A titre d’illustration, le constructeur qui souscrit une police d’assurance et déclare comme activité « les travaux techniques courants, plomberie, électricité, couverture, menuiseries, peinture et maçonnerie »[9], lorsqu’un sinistre, si le désordre est relatif à une de ces activités alors il n’y aura aucune difficulté.
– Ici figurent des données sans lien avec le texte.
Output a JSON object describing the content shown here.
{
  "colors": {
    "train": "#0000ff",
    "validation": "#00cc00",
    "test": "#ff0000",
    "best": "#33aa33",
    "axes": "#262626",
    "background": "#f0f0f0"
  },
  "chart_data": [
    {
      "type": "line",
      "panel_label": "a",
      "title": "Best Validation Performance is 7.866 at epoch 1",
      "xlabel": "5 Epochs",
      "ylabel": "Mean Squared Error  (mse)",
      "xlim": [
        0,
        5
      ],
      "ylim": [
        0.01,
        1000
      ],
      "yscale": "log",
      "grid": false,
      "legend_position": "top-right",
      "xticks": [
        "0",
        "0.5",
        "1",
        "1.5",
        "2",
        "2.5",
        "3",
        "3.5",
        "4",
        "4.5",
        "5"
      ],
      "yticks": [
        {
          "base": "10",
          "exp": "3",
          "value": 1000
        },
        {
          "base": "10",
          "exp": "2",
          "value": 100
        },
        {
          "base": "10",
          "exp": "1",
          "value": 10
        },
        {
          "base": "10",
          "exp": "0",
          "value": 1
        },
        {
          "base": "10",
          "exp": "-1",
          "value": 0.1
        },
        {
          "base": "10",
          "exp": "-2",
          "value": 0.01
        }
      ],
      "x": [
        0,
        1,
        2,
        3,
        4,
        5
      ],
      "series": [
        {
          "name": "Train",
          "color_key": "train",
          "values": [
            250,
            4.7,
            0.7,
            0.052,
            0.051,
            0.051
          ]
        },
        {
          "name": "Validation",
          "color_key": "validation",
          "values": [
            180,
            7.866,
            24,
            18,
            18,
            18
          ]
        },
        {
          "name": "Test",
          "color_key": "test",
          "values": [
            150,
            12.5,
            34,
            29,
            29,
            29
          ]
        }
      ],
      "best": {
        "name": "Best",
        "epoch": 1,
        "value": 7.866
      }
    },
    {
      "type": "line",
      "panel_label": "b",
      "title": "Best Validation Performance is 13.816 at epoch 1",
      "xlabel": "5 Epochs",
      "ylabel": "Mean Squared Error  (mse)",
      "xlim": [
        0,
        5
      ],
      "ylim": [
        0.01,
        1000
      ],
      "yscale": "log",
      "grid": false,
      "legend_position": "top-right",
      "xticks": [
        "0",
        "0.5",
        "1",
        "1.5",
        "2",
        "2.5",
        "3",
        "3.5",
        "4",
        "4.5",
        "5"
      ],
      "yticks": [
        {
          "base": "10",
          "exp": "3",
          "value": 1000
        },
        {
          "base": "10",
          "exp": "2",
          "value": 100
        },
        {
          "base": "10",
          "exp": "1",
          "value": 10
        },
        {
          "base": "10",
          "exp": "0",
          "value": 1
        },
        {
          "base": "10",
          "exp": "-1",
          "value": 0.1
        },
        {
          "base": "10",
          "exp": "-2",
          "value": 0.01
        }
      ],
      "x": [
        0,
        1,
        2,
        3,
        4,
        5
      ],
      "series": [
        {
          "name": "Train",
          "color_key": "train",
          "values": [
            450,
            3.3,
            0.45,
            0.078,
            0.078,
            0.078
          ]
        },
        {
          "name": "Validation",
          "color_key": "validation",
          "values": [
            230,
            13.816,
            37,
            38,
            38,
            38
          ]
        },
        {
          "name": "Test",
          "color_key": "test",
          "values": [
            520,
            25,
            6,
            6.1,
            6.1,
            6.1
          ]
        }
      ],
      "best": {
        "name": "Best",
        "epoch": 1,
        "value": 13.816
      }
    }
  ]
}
Cependant, si ce même constructeur abandonne définitivement le chantier, l’assureur peut refuser d’intervenir car la construction de maison individuelle ne figure pas dans les activités déclarées et n’a aucun lien avec l’activité déclarée au contrat.

Aussi, si l’activité déclarée est « construction de maison individuelle avec fourniture de plan » et que le constructeur ne fournit pas de plan, alors l’assureur est en droit de refuser de mobiliser sa garantie.

PRÉCONISATION :

In fine dans le domaine de l’assurance construction, l’obtention de l’attestation d’assurance de chaque intervenant avant tout chantier est très importante.

En effet, les attestations permettent à la fois de prouver la souscription des contrats d’assurance, l’étendue de la garantie décennale, les informations relatives à la compagnie d’assurance, les activités principales déclarées et l’annexe précisant les activités pouvant être tolérées ou assimilées.

Au regard de la sévérité de la jurisprudence sur les activités ou procédés déclarés, les intervenants à l’acte de construire et le maître de l’ouvrage ne doivent donc pas négliger cette formalité. En effet, la jurisprudence est stricte sur le sujet des activités déclarées depuis 1997, les compagnies d’assurance délivrent leur garantie mais ne vont pas au-delà du secteur ou du procédé déclaré. Charge au maître de l’ouvrage d’être vigilant.

Il est donc nécessaire que les maîtres d’ouvrage redoublent de vigilance quant aux attestations d’assurance que délivrent les intervenants à l’acte de construire, il est alors préconisé de vérifier l’activité et le procédé déclaré afin d’assurer un meilleur suivi du chantier.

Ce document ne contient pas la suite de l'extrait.